I think baseball would be the least likely sport, actually. Baseball players are in general more conservative and less educated. At the risk of getting into a political debate, these qualities make baseball players less open to homosexuality than the players in other sports.
Maybe, but but it’s more in an individual team sport in the sense that even if your teammates dislike you, you can still play if you can hit and field. In football, and to a lesser extent in basketball, your peers can really freeze you out, or get you hurt if they don’t like you for some reason.
Football’s the same way, though for different reasons; football players are disproportionately Southern, and indoctrinated through a small number of university programs where, let’s be honest, the “education” received by many football players is a joke. Football is also overwhelmingly black, and I think it fair to say that acceptance of gays lags in the black community.
I would guess hockey will be first, simply because so many of its players are from more liberal upbringings than the southern upbringings of so many football and baseball players. All hockey players are from Canada, northern Europe, or the northern, more liberal states.

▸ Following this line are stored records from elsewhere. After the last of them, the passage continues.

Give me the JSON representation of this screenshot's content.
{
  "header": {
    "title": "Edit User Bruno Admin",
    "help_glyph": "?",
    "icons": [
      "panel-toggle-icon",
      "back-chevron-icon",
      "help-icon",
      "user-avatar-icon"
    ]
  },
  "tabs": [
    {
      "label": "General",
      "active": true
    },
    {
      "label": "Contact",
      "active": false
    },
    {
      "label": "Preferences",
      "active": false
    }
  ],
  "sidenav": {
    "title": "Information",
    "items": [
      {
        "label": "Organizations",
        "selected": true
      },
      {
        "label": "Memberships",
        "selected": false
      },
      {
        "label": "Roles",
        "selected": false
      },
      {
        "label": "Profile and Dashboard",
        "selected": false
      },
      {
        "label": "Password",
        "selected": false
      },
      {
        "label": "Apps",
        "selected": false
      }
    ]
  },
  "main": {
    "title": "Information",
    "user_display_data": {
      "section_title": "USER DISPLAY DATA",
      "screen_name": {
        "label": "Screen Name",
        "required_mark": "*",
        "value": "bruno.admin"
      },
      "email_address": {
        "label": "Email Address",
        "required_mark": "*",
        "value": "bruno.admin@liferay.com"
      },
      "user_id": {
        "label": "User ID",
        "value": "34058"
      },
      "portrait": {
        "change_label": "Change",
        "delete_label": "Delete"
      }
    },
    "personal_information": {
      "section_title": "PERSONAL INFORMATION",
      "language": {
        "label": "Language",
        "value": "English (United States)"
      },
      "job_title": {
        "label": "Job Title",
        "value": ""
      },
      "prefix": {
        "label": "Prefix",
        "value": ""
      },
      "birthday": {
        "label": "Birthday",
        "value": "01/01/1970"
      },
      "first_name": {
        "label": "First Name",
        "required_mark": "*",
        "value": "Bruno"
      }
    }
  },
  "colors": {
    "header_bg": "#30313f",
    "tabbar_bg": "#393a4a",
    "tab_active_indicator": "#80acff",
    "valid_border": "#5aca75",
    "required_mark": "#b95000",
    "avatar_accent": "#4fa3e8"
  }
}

As macho a game as it is, people do tend to separate job-macho from life-macho.
Hockey seems like the least likely sport to me, just due to the fights. I feel like any player coming out is going to be eating his own teeth every time he gets onto the ice. I’d like to be wrong about that, but I don’t think I am.
Talking about hockey fights in the context of gay acceptance misses the mark on both ends. Fights in hockey aren’t (or aren’t just) about machismo spilling out, they’re usually tactical decisions. They are just as much as part of the team’s playbook as a line change and they are called on at certain times to achieve goals. Of course, there are also a lot of fights that start because one player tripped another or something, but there a fight is part of the players’ self-regulation system.
On the other end, hockey has some very powerful and prominent advocated for gay acceptance. If you look at the link that Muffin posted, you’ll see that hockey is probably the most likely of the sports to have an open, active gay player. Take this quotefrom The Advocate as an example:
Sean Avery is a notorious horndog (he actually got suspended by the NHL for referring to other hockey players picking up his “sloppy seconds”) and pest/tough guy. In other words, he is a walking (or, perhaps, skating) stereotype of the the least likely athlete to be a gay advocate/supporter, yet there he is offering to fly to any dinky rural high school that a kid would ask him to to just to help that kid come out to his teammates.
All in all, I think the signs point to hockey being the leader here.
I think the most likely scenario is a High School player coming out then winding up being better than anyone expected in college and ending up a professional athlete.
I think the first will have to be an athlete who’s already become one of the sport’s greats, and who could not be conveniently gotten rid of without it appearing to be blatant homophobia.
He also made a PSA for gay marriage legalization in New York. Of course, Sean’s been known to throw racial slurs at opposing players, so he’s probably not the best representative. But if even some asshole like Avery’s going to oppose homophobia, you can probably guess that it’s pretty unpopular in the hockey world.
Brent Sopel took the Cup to a Pride parade. Georges Laraque, who was known as a big brawler, is also a big supporter of gay rights.
It’s more the FANS that are the problem. You hear all the assholes with comments like “Cindy Crosby” (Even someone who commented over at The Advocate, praising Avery for his support, made a remark about “Cindy”)
So count me as another one who predicts it’ll be in the NHL. (And hell, if anything, the fight might break out to PROTECT a fellow player who happens to be gay, if someone tries to insult him!)
(Although I do think it’s funny to see Chris Pronger in a dress. Just because it’s funny to see a guy in drag. The “Chrissy” part, though – not cool.)
On the other hand, you can’t learn and execute an NFL system (offensive or defensive) if you’re a drooling moron. Wheras a drooling moron with incredible skills could still make an NBA team somewhere (depending on their commitment to defense), probably do fine in the NHL, and a certain kind of stupidity is often an asset in baseball. So, IMO, NFL players are on average more intelligent than other sports. Plus, anyone who plays pro football doesn’t really have anything to prove about their toughness.
So I don’t think football is at the bottom of the list for likelihood of having an openly gay player. Though after seeing the evidence in this thread for lack of homophobia in the NHL, it does seem that’s more likely.